Et cette question nous amène à nous poser celle de savoir comment un gouvernement peut oser offrir à des professionnels étrangers ou des organismes financiers français ou étrangers de détenir une parcelle de l’autorité publique.

Car c’est bien de cela dont il s’agit, par le croisement de la liberté d’installation et des sociétés pluri-professionnelles, et les dénégations répétées de notre ministre de l’économie n’y changeront rien ( mais connait-il son projet?), le projet de loi macron permettra à des sociétés financières, françaises ou étrangères, de détenir des prises de participations dans des sociétés pluri professionnelles dont l’une des activités sera l’exercice de la profession de notaire.

Or, les notaires sont délégataires d’une parcelle de puissance publique, c’est-à-dire que l’Etat leur délégue une partie de son autorité, en vertu de quoi les actes notariés ont valeur de jugement. C’est donc un peu comme si la justice était déléguée à des sociétés privées. C’est d’ailleurs ce qui justifie leur statut particulier et les obligations auxquelles ils sont soumis.

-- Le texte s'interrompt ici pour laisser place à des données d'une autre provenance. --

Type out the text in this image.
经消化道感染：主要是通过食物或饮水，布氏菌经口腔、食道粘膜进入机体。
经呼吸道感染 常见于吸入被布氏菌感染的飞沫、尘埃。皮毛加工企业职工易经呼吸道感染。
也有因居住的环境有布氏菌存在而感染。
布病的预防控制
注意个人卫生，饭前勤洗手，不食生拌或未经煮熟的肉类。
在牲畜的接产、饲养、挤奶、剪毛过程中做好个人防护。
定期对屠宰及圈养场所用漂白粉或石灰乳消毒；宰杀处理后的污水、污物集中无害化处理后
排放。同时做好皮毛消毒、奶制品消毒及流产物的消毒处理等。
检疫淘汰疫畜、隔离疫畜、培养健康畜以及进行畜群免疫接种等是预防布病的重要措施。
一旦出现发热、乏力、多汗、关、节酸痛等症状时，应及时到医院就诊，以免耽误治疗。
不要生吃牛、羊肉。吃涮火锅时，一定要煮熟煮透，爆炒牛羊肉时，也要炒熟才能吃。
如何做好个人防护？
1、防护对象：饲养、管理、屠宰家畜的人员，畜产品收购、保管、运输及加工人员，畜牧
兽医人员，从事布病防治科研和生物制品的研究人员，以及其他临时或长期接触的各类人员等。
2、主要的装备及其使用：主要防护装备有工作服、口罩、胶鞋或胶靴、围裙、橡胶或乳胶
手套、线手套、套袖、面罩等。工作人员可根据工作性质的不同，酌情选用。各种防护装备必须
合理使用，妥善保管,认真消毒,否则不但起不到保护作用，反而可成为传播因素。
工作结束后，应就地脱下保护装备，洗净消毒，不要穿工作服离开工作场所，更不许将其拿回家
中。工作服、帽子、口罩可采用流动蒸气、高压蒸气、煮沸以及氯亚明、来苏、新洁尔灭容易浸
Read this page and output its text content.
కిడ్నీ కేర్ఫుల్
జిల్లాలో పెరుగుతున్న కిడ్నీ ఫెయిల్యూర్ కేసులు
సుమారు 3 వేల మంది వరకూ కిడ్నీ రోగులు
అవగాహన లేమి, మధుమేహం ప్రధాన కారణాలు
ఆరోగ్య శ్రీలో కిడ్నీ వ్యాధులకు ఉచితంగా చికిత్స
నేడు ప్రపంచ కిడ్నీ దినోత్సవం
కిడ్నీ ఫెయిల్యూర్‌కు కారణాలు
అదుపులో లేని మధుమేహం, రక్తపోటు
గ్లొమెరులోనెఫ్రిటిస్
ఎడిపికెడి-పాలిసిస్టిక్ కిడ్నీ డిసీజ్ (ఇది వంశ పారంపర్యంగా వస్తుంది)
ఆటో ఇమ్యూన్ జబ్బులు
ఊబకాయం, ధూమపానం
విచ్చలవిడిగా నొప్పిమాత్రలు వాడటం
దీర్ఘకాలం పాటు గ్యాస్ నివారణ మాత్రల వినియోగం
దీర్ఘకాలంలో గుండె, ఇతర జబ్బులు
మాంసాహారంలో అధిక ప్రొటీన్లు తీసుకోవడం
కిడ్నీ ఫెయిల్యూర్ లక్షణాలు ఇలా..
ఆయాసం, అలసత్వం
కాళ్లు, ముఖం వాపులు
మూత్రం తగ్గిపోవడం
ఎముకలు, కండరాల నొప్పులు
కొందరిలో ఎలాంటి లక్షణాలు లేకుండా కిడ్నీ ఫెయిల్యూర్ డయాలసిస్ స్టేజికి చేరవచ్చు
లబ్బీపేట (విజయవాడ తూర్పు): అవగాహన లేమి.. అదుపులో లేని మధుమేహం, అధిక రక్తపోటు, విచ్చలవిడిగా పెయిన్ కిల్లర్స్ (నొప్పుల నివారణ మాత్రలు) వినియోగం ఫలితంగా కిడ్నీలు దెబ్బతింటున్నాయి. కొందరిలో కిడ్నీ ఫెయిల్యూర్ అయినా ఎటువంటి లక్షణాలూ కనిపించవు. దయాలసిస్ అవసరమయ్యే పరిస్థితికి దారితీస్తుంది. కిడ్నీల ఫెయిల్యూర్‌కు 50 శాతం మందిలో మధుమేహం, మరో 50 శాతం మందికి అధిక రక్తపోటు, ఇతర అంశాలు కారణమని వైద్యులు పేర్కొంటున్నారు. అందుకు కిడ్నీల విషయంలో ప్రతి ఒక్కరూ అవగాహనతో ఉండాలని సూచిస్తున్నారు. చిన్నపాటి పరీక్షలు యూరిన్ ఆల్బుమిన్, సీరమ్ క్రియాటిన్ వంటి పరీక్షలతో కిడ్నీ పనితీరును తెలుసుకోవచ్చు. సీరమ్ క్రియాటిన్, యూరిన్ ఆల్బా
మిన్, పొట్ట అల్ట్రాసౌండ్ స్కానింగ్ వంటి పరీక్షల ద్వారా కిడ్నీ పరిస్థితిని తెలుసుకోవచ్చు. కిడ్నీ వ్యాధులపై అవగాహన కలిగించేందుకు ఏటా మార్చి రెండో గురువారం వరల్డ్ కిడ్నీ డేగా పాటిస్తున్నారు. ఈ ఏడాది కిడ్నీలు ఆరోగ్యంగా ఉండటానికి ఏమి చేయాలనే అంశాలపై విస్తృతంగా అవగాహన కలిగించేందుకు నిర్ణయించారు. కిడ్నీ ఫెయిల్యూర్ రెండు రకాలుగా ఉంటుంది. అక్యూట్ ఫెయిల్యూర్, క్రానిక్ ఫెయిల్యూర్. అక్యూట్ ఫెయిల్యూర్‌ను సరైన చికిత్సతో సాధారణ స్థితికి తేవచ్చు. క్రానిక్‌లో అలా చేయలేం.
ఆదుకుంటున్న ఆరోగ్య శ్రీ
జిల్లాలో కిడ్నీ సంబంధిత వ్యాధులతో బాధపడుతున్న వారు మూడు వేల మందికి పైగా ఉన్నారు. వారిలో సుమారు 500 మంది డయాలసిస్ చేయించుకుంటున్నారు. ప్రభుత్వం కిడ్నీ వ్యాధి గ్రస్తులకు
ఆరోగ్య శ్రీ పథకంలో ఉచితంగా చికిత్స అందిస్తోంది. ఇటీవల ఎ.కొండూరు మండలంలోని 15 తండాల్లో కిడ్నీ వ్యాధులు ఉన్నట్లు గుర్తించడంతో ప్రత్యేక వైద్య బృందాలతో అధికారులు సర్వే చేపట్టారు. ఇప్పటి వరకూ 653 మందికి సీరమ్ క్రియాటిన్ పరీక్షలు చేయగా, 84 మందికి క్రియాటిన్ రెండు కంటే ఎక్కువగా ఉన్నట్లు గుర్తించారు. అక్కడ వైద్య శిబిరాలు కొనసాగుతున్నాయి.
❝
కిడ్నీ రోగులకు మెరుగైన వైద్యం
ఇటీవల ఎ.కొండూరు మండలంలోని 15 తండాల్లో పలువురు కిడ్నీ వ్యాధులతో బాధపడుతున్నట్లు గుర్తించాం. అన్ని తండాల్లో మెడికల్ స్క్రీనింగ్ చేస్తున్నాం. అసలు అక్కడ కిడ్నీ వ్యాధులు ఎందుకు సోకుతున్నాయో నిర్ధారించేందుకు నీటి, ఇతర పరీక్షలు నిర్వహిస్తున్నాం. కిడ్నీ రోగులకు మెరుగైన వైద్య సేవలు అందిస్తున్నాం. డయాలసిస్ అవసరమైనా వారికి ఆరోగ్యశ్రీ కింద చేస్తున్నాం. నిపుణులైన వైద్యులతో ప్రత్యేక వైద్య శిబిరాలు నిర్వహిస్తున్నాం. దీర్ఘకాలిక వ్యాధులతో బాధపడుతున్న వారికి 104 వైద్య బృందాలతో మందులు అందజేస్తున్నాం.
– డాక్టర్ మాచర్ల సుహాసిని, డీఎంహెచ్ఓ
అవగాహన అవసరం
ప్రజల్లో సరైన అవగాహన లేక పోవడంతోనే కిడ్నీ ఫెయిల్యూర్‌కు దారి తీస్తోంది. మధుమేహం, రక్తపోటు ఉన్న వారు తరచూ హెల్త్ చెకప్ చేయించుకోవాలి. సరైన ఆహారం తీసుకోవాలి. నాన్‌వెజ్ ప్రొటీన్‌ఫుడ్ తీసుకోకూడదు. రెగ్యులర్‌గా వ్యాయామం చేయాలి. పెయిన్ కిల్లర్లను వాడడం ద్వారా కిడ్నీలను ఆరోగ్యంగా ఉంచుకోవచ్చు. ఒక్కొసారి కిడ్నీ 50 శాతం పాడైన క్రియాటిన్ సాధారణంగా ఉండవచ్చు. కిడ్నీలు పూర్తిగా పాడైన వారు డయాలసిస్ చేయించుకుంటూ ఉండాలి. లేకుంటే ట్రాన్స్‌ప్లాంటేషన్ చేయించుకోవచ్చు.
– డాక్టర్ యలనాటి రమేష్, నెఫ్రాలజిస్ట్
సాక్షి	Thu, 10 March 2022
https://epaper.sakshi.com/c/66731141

La question que l’on se pose est donc celle de savoir comment un gouvernement peut ainsi renoncer à une partie de son autorité, entendue par là comme étant de celle qui permet la cohésion sociale, par l’élaboration de la norme législative et son application au bénéfice de tous, et non comme un outil de contrainte, même s’il s’agit ici également  de cette question.

Cela parait en effet inconcevable pour qui la notion d’ “Etat souverain” a un sens, c’est-à-dire d’un Etat fort, qui assume ses responsabilités pour le bien public, d’un Etat indépendant de toute force extérieure (et notamment du monde de la finance), bref, la notion d’Etat telle qu’elle prévalait à l’époque de la Constitution de la 5e République. Mais il est vrai qu’à l’ère de la société de consommation, toute notion est rapidement atteinte d’obsolécence, surtout lorsqu’elle est associée à une certaine idée d’obligation ou de respect de l’autre.

La réponse à la question qui me tarraude depuis un certain temps est donc très simple: le gouvernement actuel n’a pas la même notion que moi de ce qu’est l’Etat, et pour lui rien n’empêche que ce qui en fait sa propre autorité et sa propre légitimité, soient mis dans le commerce.

Pour moi, il n’y a rien au-dessus de l’Etat.

Pour eux, au-dessus de l’Etat il y a le monde de la finance, les grands groupes financiers qui ont bien compris qu’il faut maitriser les médias, la conférence Bilderberg….

Le pouvoir normatif sera ainsi peu à peu déplacé vers les sphères de la finance, et l’on continuera à retrouver à la direction des organes dirigeants ceux-là mêmes qui ont enfreints les règles dont ils demandent maintenant l’application, tels M Juncker qui, à la tête de la Commission européenne, oublie le rôle qu’il a pu avoir dans l’évasion fiscale alors qu’il était ministre du Luxembourg, ou plus simplement des ex employés de l’IGF qui se retrouvent à la direction d’HSBC à l’époque de la fraude fiscale.

Quand pour lui la notion d’Etat se confond avec celle de la finance, il n’y a plus rien à espérer d’un gouvernement. Et le gouvernement n’a plus rien à espérer de ceux pour qui cette notion a encore un sens.